State GOP Gets Lesson in Control of Conflict : Politics: And passes it, too, as convention approves a resolution limiting party participation by gay groups and papering over other volatile issues.


California Republicans smiled and patted each other on the back Sunday, having taught themselves a lesson they called "conflict management."

That is, they managed to avoid airing long and divisive conflicts among themselves over fiery and familiar issues like gay rights, abortion and gun control. In the past, these have been matters that often painted GOP conventions as a forum for single-issue zealots.

As the state GOP concluded its three-day spring convention, perhaps the most surprising development was that the 900 delegates voiced not a word of dissent in approving a declaration that limits the participation of homosexual groups in party affairs. The secret, explained by party chairman Frank Visco, is to make the statements innocuous.
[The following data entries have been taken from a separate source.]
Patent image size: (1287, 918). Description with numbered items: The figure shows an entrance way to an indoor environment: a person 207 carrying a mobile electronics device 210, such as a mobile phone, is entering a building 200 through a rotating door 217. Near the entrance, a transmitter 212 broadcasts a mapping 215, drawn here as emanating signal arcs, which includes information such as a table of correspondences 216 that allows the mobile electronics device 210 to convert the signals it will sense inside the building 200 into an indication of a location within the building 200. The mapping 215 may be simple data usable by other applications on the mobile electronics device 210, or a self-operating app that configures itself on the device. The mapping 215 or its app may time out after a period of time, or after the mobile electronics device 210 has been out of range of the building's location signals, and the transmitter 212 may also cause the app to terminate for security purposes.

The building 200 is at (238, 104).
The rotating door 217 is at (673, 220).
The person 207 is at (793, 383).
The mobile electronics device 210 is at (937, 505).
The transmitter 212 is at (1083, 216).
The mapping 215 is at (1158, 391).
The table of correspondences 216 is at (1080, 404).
Conservative leaders, led by Rep. William Dannemeyer of Fullerton, have been lobbying and maneuvering for months to purge a gay GOP club from official party recognition. Gay leaders and the party's civil libertarian elements have fought back gamely, saying the GOP was big enough for all kinds of voters.

The matter was settled, seemingly to everyone's satisfaction, with the crafting of a resolution stating that GOP clubs should not be recognized if their charter is "based upon sexual orientation or based on the promotion or advocacy of any particular sexual life style."
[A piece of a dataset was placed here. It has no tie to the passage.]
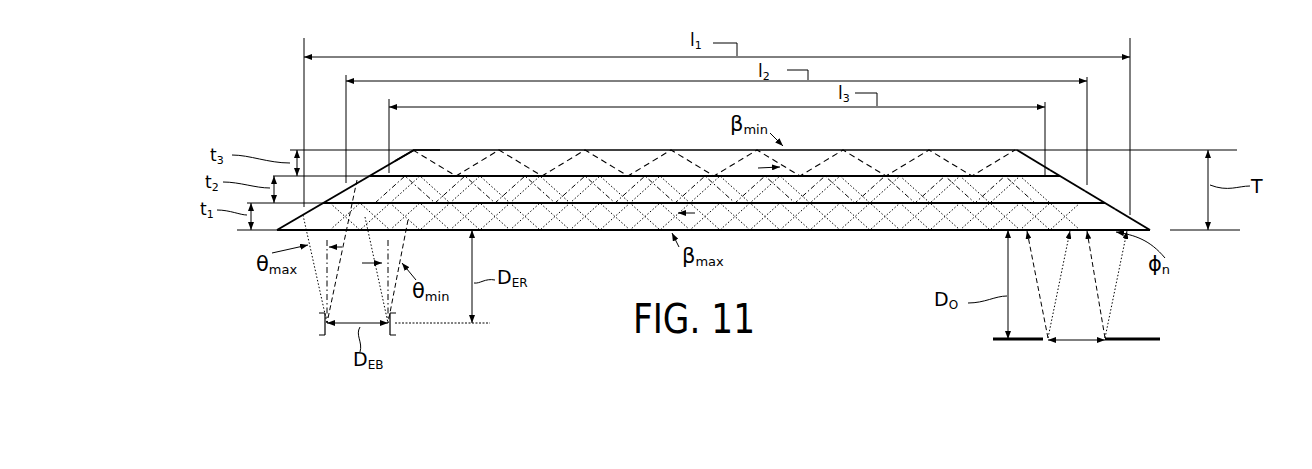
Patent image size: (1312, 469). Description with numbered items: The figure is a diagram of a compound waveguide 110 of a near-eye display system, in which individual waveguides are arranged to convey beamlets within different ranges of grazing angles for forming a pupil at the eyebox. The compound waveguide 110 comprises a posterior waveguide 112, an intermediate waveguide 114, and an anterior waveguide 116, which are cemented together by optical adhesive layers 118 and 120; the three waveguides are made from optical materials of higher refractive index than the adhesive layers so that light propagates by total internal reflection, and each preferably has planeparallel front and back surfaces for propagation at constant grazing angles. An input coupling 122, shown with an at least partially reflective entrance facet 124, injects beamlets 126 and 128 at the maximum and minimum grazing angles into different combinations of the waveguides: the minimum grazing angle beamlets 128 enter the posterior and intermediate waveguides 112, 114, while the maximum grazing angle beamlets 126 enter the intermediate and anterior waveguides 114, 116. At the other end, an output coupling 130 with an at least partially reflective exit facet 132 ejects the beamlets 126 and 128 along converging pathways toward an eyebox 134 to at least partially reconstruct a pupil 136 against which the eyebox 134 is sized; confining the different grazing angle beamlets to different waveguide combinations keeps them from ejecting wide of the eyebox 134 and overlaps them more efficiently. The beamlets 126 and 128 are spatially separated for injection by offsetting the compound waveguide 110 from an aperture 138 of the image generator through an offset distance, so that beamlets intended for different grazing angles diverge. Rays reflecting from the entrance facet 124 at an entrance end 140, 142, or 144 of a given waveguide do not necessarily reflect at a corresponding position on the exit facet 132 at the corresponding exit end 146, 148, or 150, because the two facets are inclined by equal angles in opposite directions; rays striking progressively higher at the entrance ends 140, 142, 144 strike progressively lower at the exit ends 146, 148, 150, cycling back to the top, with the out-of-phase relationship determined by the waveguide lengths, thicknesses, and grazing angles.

Dannemeyer and allies pronounced themselves pleased. But he acknowledged the policy statement would have no effect on any group now part of the state GOP, because no club charter contains reference to sexual orientation.

The strongly anti-gay congressman added, though, that he believes the resolution will stop the party from making any overtures to homosexual groups.

Stephen M. Kinney, regional political director for the Republican National Committee, said the painless compromise proved the party's determination to get serious this election year. "More and more, we're understanding that internal squabbling doesn't help us," he said.

Others called it part of the GOP's new "conflict management."

Also approved by the convention without debate were resolutions declaring that homosexuals should not receive special civil rights protection from the government based on sexual orientation, as well as a measure objecting to any public school counseling program that "suggests that homosexuality is a positive alternative lifestyle."

Meanwhile, conservatives who object to gun control did not even make a showing at the convention, and both sides in the bitter fight over abortion quietly accepted a delay until the party's next convention in July to argue that matter.

In a victory for Gov. George Deukmejian, the convention endorsed a June ballot proposition seeking a gasoline tax increase to pay for highway improvements. Although he has opposed tax increases throughout most of his political career, Deukmejian is a leading advocate of the higher gasoline tax.

While there was consensus at the convention, Republicans found themselves short on another important ingredient for political success: excitement.

Their candidate for governor, U.S. Sen. Pete Wilson, worked for hours on a speech Saturday night in which he attempted to energize the party faithful. But it was greeted with perfunctory applause, and interviews with more than a dozen random delegates immediately afterward failed to find a single one who could recall something inspirational or memorable that he had said.

The speech was devoted largely to themes that have become almost generic to the GOP. Wilson asserted it is the party of the flag and "not those who would desecrate the flag."

He also said: "We are the party that wants criminals handcuffed by police, not the police handcuffed by a criminal justice system. . . . The best social program is a job. . . . We will not tolerate California under siege to rapists and thugs and drug dealers. . . . We are the party that seeks excellence in education. . . ."

Wilson aides said the purpose of the message was to reaffirm the party's conservative ideals, not break new ground.